Neruda then published editions named after La Residencia in Madrid. This was a new phase in his life away from the hermetic and youthful love poems to a more accessible and open view of the world which began in optimistic fashion but ended in the catastrophe of the Spanish Civil War. By the beginning of the War he was back in Chile  continuing to support the Republican cause and was fully involved in the new centre left party. It was at this time he wrote ‘Canto general’ resonant with his new found political ambitions and filled with epic and historical overtones. It became and remains one of his key works as did ‘Alturas de Macchu Picchu‘ which is part of the Canto General and celebrates the pre-Columbian life of the Incas; Latin America; its  flora, fauna and its history particularly that of the liberation from Spain. As well it begins his lifelong concern for the political and social welfare of the people of Latin America. 
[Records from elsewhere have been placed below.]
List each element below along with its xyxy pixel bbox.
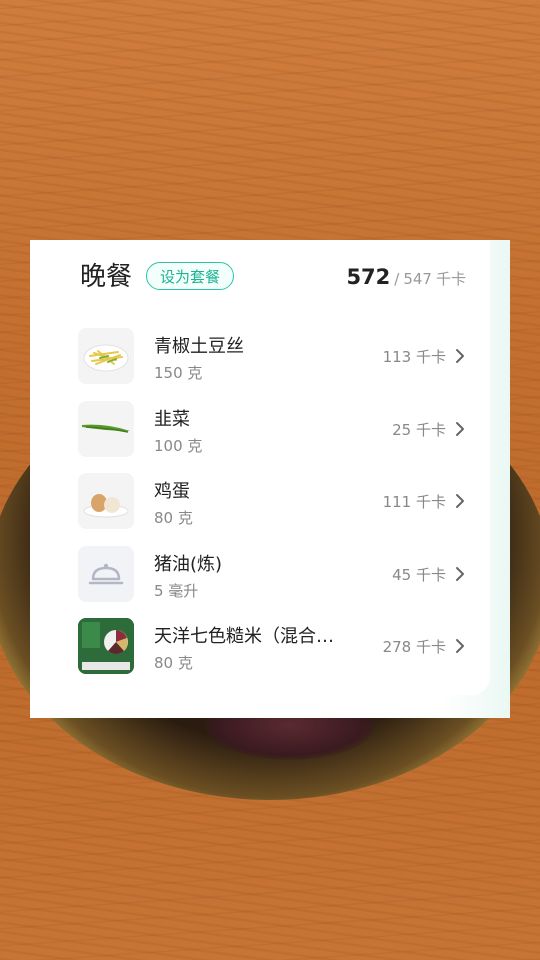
chevron-right-icon	[456, 494, 464, 508]
food-amount: 100 克	[154, 436, 203, 455]
food-name: 韭菜	[154, 408, 190, 430]
food-kcal: 278 千卡	[382, 638, 446, 656]
chevron-right-icon	[456, 639, 464, 653]
goal-kcal: 547	[403, 270, 432, 288]
chevron-right-icon	[456, 421, 464, 436]
meal-title: 晚餐	[80, 262, 133, 292]
food-item-row[interactable]: 猪油(炼) 5 毫升 45 千卡	[78, 538, 474, 611]
food-item-row[interactable]: 鸡蛋 80 克 111 千卡	[78, 465, 474, 538]
food-amount: 80 克	[154, 509, 193, 527]
food-kcal: 45 千卡	[392, 565, 446, 584]
food-name: 猪油(炼)	[154, 553, 223, 575]
set-as-combo-button[interactable]: 设为套餐	[146, 262, 235, 290]
kcal-unit: 千卡	[435, 270, 466, 288]
food-amount: 150 克	[154, 364, 203, 382]
meal-header: 晚餐 设为套餐 572/547 千卡	[80, 258, 470, 298]
cloche-icon	[78, 545, 134, 602]
food-amount: 5 毫升	[154, 581, 199, 600]
chive-icon	[78, 400, 134, 457]
shredded-potato-icon	[78, 328, 134, 384]
food-item-row[interactable]: 青椒土豆丝 150 克 113 千卡	[78, 320, 474, 393]
food-kcal: 113 千卡	[382, 348, 446, 366]
egg-icon	[78, 473, 134, 529]
food-amount: 80 克	[154, 654, 193, 672]
food-name: 鸡蛋	[154, 481, 190, 502]
food-name: 天洋七色糙米（混合…	[154, 626, 334, 647]
kcal-separator: /	[394, 270, 400, 288]
rice-package-icon	[78, 618, 134, 674]
calorie-summary: 572/547 千卡	[346, 258, 466, 298]
food-item-row[interactable]: 韭菜 100 克 25 千卡	[78, 393, 474, 466]
total-kcal: 572	[346, 265, 391, 289]
food-kcal: 111 千卡	[382, 493, 446, 511]
food-item-row[interactable]: 天洋七色糙米（混合… 80 克 278 千卡	[78, 610, 474, 683]
food-list: 青椒土豆丝 150 克 113 千卡 韭菜 100 克 25 千卡 鸡蛋 80 …	[78, 320, 474, 683]
chevron-right-icon	[456, 566, 464, 581]
food-kcal: 25 千卡	[392, 420, 446, 439]
food-name: 青椒土豆丝	[154, 336, 244, 357]
chevron-right-icon	[456, 349, 464, 363]
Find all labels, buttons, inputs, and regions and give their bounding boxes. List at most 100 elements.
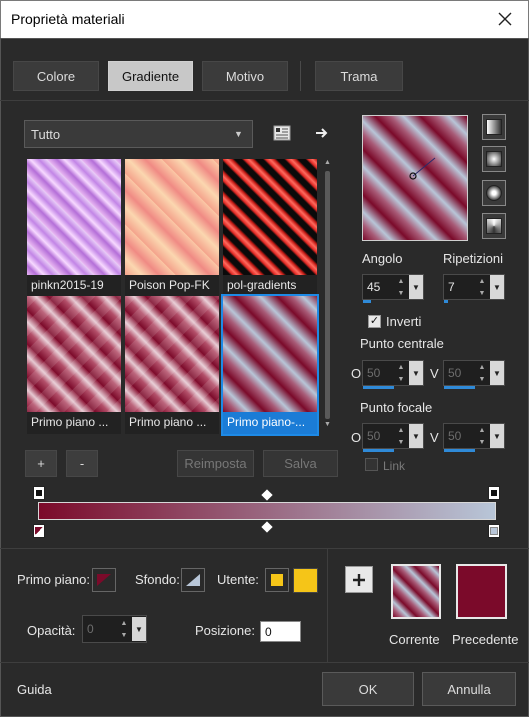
close-button[interactable] <box>490 5 520 33</box>
reset-button[interactable]: Reimposta <box>177 450 254 477</box>
stop-marker-top-right[interactable] <box>488 486 500 500</box>
chevron-down-icon[interactable]: ▼ <box>409 361 423 385</box>
center-v-input[interactable]: 50 ▲ ▼ ▼ <box>443 360 505 389</box>
user-color-icon <box>271 574 283 586</box>
spinner-arrows-icon[interactable]: ▲ ▼ <box>474 275 490 299</box>
center-o-label: O <box>351 366 362 381</box>
background-triangle-icon <box>186 574 200 586</box>
repeats-slider[interactable] <box>444 300 448 303</box>
gradient-preview <box>223 296 317 412</box>
add-gradient-button[interactable]: + <box>25 450 57 477</box>
spinner-arrows-icon[interactable]: ▲ ▼ <box>474 361 490 385</box>
sunburst-gradient-button[interactable] <box>482 180 506 206</box>
spinner-arrows-icon[interactable]: ▲ ▼ <box>393 361 409 385</box>
position-label: Posizione: <box>195 623 255 638</box>
focal-point-label: Punto focale <box>360 400 433 415</box>
gradient-thumb[interactable]: Primo piano ... <box>27 296 121 434</box>
chevron-down-icon[interactable]: ▼ <box>409 275 423 299</box>
gradient-preview <box>27 296 121 412</box>
spinner-arrows-icon[interactable]: ▲ ▼ <box>474 424 490 448</box>
chevron-down-icon[interactable]: ▼ <box>490 424 504 448</box>
rectangular-gradient-icon <box>486 151 502 167</box>
angle-slider[interactable] <box>363 300 371 303</box>
thumb-scrollbar[interactable]: ▲ ▼ <box>323 159 332 431</box>
spinner-arrows-icon[interactable]: ▲ ▼ <box>116 617 132 641</box>
gradient-thumb[interactable]: Poison Pop-FK <box>125 159 219 297</box>
angle-label: Angolo <box>362 251 403 266</box>
focal-o-slider[interactable] <box>363 449 394 452</box>
focal-v-slider[interactable] <box>444 449 475 452</box>
color-stop-left[interactable] <box>33 524 45 538</box>
divider <box>327 549 328 662</box>
current-label: Corrente <box>389 632 440 647</box>
tab-gradiente[interactable]: Gradiente <box>108 61 193 91</box>
center-v-slider[interactable] <box>444 386 475 389</box>
arrow-right-button[interactable] <box>310 121 334 145</box>
background-label: Sfondo: <box>135 572 180 587</box>
library-icon <box>273 125 291 141</box>
library-button[interactable] <box>270 121 294 145</box>
focal-v-label: V <box>430 430 439 445</box>
plus-icon <box>353 573 365 586</box>
focal-v-input[interactable]: 50 ▲ ▼ ▼ <box>443 423 505 452</box>
gradient-thumb[interactable]: Primo piano ... <box>125 296 219 434</box>
link-checkbox[interactable] <box>365 458 378 471</box>
scroll-up-icon[interactable]: ▲ <box>323 159 332 169</box>
scroll-down-icon[interactable]: ▼ <box>323 421 332 431</box>
gradient-thumb-selected[interactable]: Primo piano-... <box>221 294 319 436</box>
linear-gradient-button[interactable] <box>482 114 506 140</box>
tab-motivo[interactable]: Motivo <box>202 61 288 91</box>
center-o-slider[interactable] <box>363 386 394 389</box>
previous-material-preview[interactable] <box>456 564 507 619</box>
gradient-preview <box>125 159 219 275</box>
gradient-preview <box>223 159 317 275</box>
save-button[interactable]: Salva <box>263 450 338 477</box>
repeats-input[interactable]: 7 ▲ ▼ ▼ <box>443 274 505 303</box>
rectangular-gradient-button[interactable] <box>482 146 506 172</box>
foreground-triangle-icon <box>97 574 111 586</box>
tab-separator <box>300 61 301 91</box>
spinner-arrows-icon[interactable]: ▲ ▼ <box>393 275 409 299</box>
title-bar: Proprietà materiali <box>0 0 529 38</box>
chevron-down-icon[interactable]: ▼ <box>490 275 504 299</box>
invert-checkbox[interactable]: ✓ <box>368 315 381 328</box>
window-title: Proprietà materiali <box>11 11 125 27</box>
chevron-down-icon: ▼ <box>234 129 243 139</box>
chevron-down-icon[interactable]: ▼ <box>132 617 146 641</box>
background-swatch[interactable] <box>181 568 205 592</box>
gradient-bar[interactable] <box>38 502 496 520</box>
user-swatch-small[interactable] <box>265 568 289 592</box>
stop-marker-top-left[interactable] <box>33 486 45 500</box>
scroll-thumb[interactable] <box>325 171 330 419</box>
divider <box>0 100 529 101</box>
close-icon <box>498 12 512 26</box>
gradient-thumb[interactable]: pinkn2015-19 <box>27 159 121 297</box>
focal-o-input[interactable]: 50 ▲ ▼ ▼ <box>362 423 424 452</box>
center-o-input[interactable]: 50 ▲ ▼ ▼ <box>362 360 424 389</box>
chevron-down-icon[interactable]: ▼ <box>409 424 423 448</box>
cancel-button[interactable]: Annulla <box>422 672 516 706</box>
radial-gradient-icon <box>486 218 502 234</box>
current-material-preview[interactable] <box>391 564 441 619</box>
gradient-preview <box>27 159 121 275</box>
opacity-input[interactable]: 0 ▲ ▼ ▼ <box>82 615 147 643</box>
remove-gradient-button[interactable]: - <box>66 450 98 477</box>
tab-trama[interactable]: Trama <box>315 61 403 91</box>
help-link[interactable]: Guida <box>17 682 52 697</box>
spinner-arrows-icon[interactable]: ▲ ▼ <box>393 424 409 448</box>
color-stop-right[interactable] <box>488 524 500 538</box>
radial-gradient-button[interactable] <box>482 213 506 239</box>
tab-colore[interactable]: Colore <box>13 61 99 91</box>
add-swatch-button[interactable] <box>345 566 373 593</box>
foreground-swatch[interactable] <box>92 568 116 592</box>
user-swatch[interactable] <box>293 568 318 593</box>
gradient-thumb[interactable]: pol-gradients <box>223 159 317 297</box>
ok-button[interactable]: OK <box>322 672 414 706</box>
gradient-preview-large[interactable] <box>362 115 468 241</box>
angle-handle-icon[interactable] <box>363 116 467 240</box>
user-label: Utente: <box>217 572 259 587</box>
position-input[interactable]: 0 <box>260 621 301 642</box>
category-dropdown[interactable]: Tutto ▼ <box>24 120 253 148</box>
chevron-down-icon[interactable]: ▼ <box>490 361 504 385</box>
angle-input[interactable]: 45 ▲ ▼ ▼ <box>362 274 424 303</box>
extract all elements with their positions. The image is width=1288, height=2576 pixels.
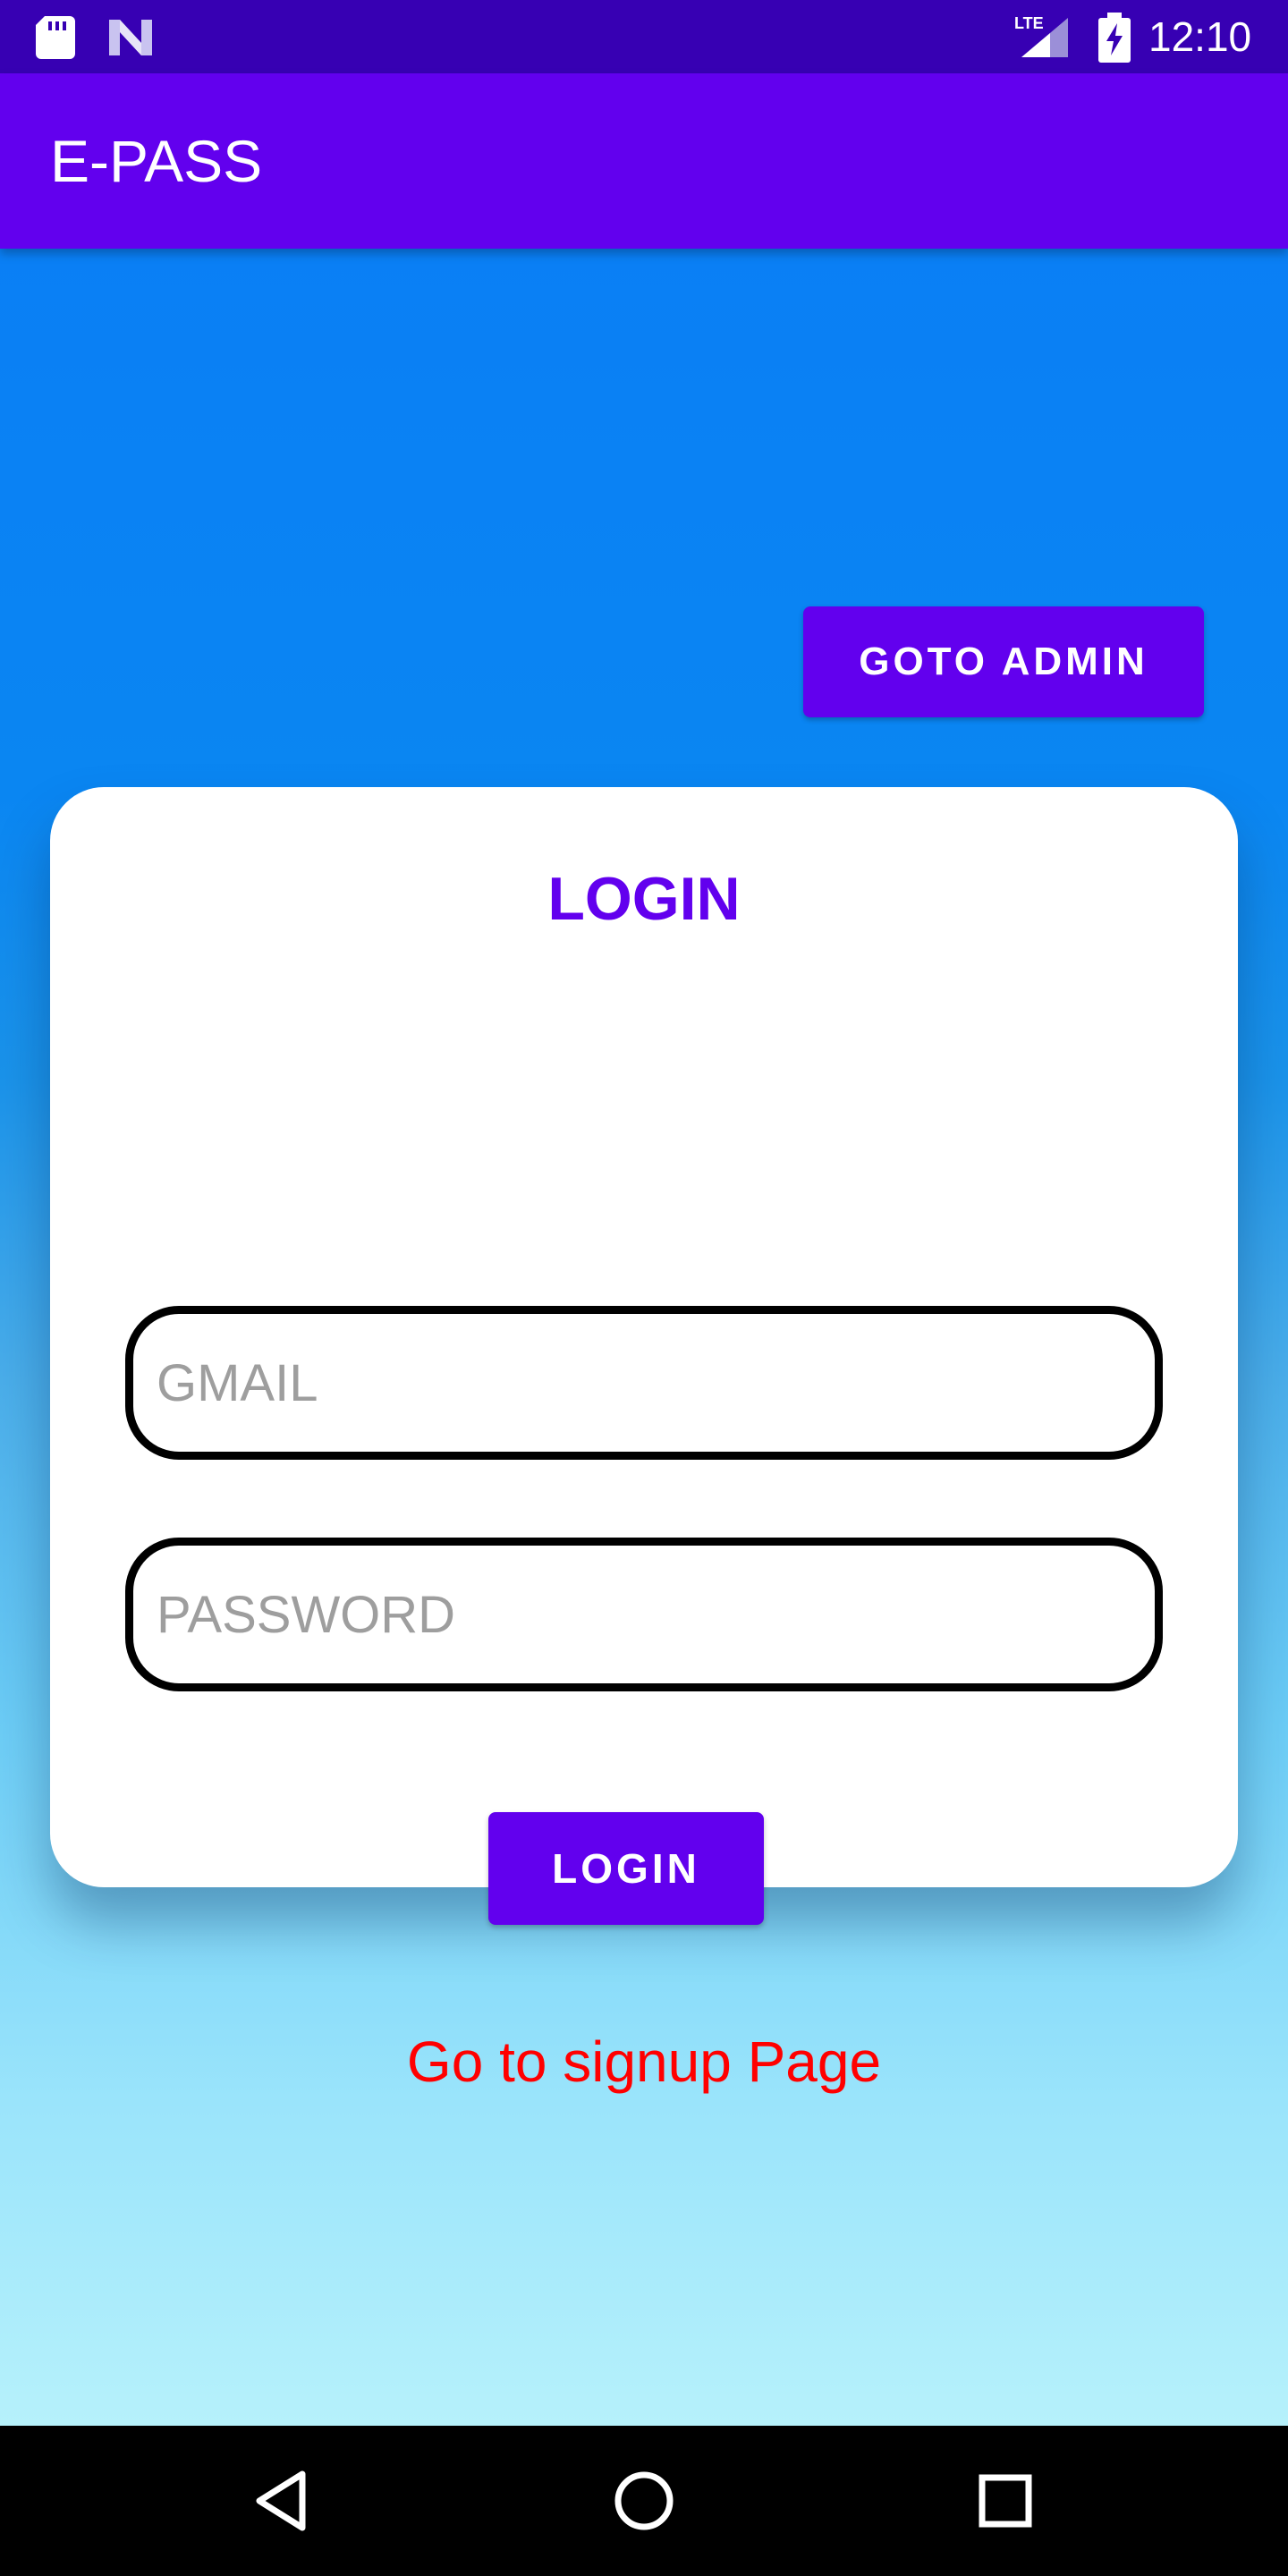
goto-admin-button[interactable]: GOTO ADMIN (803, 606, 1204, 717)
sd-card-icon (36, 16, 75, 59)
svg-text:LTE: LTE (1014, 14, 1044, 32)
recents-icon (979, 2474, 1032, 2528)
nav-home-button[interactable] (572, 2426, 716, 2576)
login-title: LOGIN (547, 865, 741, 933)
password-input[interactable] (125, 1538, 1163, 1691)
login-card: LOGIN LOGIN Go to signup Page (50, 787, 1238, 2094)
home-icon (614, 2471, 674, 2530)
nav-back-button[interactable] (213, 2426, 356, 2576)
n-notification-icon (109, 20, 152, 55)
status-bar: LTE 12:10 (0, 0, 1288, 73)
back-icon (256, 2470, 306, 2531)
app-title: E-PASS (50, 128, 263, 194)
nav-bar (0, 2426, 1288, 2576)
main-content: GOTO ADMIN LOGIN LOGIN Go to signup Page (0, 249, 1288, 2426)
battery-charging-icon (1098, 13, 1131, 63)
app-bar: E-PASS (0, 73, 1288, 249)
lte-signal-icon: LTE (1014, 14, 1068, 57)
signup-link[interactable]: Go to signup Page (50, 2029, 1238, 2095)
gmail-input[interactable] (125, 1306, 1163, 1460)
status-clock: 12:10 (1148, 13, 1252, 60)
nav-recents-button[interactable] (934, 2426, 1077, 2576)
login-button[interactable]: LOGIN (488, 1812, 764, 1925)
screen: LTE 12:10 E-PASS GOTO ADMIN LOGIN LOGIN … (0, 0, 1288, 2576)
Neruda’s forays into the political scene nearly always ended in failure in Chile. When he supported Allende as President in 1969 he was made Ambassador to Paris but Allende’s term in office ended with a coup d’état and Allende’s suicide. It was shortly after these events that Neruda,  having been made a Nobel laureate, died.

Whether he died of cancer or was poisoned by Pinochet remains unresolved. 

 Neruda’s poetry can be put into four periods with the early love poems of the 1920’s followed by the Residencia collections  which represent his lonely and depressed days immersed in a world full of demonic and dark forces. His epic poems in Canto General represent his third period interpreting the past and present of Latin America and the eternal struggle to obtain dignity and social justice. The final fourth period was the ‘Odas elementales’ a period of everyday poems about animals , plants and nature.

Neruda was one of the most prolific and original poets to write in Spanish in the 20th Century. Given his enormous output it is extraordinary how the four periods of his work have an individuality and unity of their own.